A film does not only narrate events. It frames reality. It decides where attention should rest, what should be emphasised, and what should be left in the background.
What a narrative highlights becomes reality for the viewer. What it omits quietly disappears.
Reading beyond the surface
In works like Dhurandhar, the interest is not limited to what happens in the story, but how the story positions the viewer. What is made central? What is treated as peripheral? What emotional alignment is expected?
These choices are rarely accidental. They are part of how narrative power operates — not by forcing conclusions, but by guiding perception.
Attention as direction
The viewer often believes they are freely interpreting a story. But in reality, attention has already been directed. Music, framing, pacing, and dialogue subtly instruct the viewer where to look and how to feel.

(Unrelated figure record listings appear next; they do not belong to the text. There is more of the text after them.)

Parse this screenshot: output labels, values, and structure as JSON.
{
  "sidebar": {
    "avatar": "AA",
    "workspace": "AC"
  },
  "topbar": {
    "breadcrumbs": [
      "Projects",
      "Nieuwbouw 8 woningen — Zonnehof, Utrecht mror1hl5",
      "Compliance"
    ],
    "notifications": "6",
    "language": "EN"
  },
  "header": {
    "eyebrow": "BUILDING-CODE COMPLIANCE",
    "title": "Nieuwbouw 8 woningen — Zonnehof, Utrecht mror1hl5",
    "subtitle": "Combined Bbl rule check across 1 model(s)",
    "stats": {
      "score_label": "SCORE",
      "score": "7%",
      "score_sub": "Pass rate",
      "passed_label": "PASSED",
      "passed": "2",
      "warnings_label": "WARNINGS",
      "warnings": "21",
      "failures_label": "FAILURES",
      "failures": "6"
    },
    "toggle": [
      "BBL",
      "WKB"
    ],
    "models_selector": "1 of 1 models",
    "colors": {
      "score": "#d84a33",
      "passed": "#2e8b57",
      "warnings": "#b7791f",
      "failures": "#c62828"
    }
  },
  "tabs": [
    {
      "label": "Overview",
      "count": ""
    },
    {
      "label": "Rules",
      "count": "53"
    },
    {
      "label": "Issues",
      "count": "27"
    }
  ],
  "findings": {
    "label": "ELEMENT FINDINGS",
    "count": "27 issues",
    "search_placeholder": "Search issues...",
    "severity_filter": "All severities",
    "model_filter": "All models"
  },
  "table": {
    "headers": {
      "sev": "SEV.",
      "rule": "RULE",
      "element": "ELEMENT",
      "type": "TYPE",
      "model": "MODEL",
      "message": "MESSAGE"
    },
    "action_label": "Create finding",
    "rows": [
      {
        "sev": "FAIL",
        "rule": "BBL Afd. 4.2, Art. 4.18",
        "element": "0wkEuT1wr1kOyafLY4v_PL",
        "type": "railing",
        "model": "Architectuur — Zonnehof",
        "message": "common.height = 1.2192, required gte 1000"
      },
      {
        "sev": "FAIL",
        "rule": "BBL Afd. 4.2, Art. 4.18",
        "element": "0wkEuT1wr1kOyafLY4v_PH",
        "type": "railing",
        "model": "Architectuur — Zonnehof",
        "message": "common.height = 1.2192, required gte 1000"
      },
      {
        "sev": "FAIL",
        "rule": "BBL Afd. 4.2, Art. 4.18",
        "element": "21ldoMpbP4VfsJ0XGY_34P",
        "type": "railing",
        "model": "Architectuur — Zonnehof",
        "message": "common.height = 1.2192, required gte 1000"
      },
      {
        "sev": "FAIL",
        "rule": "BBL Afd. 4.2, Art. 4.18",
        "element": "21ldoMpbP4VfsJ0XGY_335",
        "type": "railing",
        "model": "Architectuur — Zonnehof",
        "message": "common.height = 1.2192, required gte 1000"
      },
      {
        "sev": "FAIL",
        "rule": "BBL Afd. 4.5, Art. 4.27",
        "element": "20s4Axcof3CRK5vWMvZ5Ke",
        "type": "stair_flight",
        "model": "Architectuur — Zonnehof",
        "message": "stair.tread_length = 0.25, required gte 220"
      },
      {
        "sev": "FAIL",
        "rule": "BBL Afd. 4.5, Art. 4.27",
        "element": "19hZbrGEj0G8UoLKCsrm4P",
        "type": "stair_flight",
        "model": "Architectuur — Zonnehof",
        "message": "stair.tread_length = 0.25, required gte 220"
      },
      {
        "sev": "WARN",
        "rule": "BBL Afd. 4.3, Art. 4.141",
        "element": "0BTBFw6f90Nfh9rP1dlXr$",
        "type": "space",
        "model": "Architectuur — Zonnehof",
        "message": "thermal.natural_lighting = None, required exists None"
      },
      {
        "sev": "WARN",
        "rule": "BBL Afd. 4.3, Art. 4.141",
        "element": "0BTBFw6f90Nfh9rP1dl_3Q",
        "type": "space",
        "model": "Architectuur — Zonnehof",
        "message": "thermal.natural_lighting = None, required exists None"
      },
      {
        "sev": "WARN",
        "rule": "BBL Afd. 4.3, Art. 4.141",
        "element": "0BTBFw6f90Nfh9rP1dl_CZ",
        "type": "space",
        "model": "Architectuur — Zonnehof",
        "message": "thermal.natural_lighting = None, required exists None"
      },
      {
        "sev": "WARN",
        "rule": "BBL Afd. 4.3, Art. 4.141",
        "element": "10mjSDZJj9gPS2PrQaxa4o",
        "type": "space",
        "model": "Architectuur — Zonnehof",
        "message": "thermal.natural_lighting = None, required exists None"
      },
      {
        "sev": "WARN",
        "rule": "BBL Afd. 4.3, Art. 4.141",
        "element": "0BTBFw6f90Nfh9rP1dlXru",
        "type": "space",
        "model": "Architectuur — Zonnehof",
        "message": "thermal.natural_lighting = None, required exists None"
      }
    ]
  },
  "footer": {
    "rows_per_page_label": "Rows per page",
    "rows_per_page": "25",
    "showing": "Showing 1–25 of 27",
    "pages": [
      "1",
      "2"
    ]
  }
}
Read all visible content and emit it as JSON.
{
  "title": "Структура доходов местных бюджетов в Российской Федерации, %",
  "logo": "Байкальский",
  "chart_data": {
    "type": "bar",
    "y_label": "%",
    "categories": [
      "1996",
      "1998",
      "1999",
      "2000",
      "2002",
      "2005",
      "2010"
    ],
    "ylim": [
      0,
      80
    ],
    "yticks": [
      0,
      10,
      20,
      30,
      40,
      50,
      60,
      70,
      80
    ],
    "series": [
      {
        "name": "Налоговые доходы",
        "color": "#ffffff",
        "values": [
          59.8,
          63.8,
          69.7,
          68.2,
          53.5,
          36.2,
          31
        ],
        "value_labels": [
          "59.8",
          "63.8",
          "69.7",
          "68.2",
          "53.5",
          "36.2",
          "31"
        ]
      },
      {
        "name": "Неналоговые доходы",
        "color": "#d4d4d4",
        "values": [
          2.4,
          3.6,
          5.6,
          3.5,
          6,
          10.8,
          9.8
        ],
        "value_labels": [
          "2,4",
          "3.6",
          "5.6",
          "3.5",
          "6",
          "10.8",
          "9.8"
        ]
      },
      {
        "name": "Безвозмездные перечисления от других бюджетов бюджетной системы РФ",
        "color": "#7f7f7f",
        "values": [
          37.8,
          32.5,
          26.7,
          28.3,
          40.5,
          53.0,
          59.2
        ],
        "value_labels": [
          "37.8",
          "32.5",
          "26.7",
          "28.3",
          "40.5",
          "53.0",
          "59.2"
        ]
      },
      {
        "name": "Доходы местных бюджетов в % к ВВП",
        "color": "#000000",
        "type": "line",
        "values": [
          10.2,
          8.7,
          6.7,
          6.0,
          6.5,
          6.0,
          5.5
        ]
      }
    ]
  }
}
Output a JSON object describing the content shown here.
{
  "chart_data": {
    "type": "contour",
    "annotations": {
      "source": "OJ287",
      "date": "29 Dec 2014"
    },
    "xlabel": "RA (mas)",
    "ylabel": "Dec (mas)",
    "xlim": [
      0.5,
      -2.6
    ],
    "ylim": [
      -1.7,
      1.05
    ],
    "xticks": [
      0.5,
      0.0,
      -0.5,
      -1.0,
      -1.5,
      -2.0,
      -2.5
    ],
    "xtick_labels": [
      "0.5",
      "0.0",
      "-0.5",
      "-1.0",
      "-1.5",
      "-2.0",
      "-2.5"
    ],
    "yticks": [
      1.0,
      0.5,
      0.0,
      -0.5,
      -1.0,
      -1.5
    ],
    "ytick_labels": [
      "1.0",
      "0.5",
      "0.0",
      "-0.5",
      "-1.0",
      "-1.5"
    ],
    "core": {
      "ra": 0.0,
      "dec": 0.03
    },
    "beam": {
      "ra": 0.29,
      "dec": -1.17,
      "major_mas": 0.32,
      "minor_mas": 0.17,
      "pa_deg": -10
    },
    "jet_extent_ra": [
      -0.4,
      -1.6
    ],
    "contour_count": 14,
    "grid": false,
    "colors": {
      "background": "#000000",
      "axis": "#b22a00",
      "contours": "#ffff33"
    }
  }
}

Over time, this shapes not just how stories are consumed, but how reality itself is interpreted.
Why this matters
To engage with media seriously is to move beyond passive consumption. It requires asking not only “what is being shown,” but “why this, and not something else.”
Drishvara approaches media not as entertainment alone, but as a system of influence — one that participates in shaping collective perception.
To read narrative carefully is to reclaim attention from automatic alignment, and return it to conscious observation.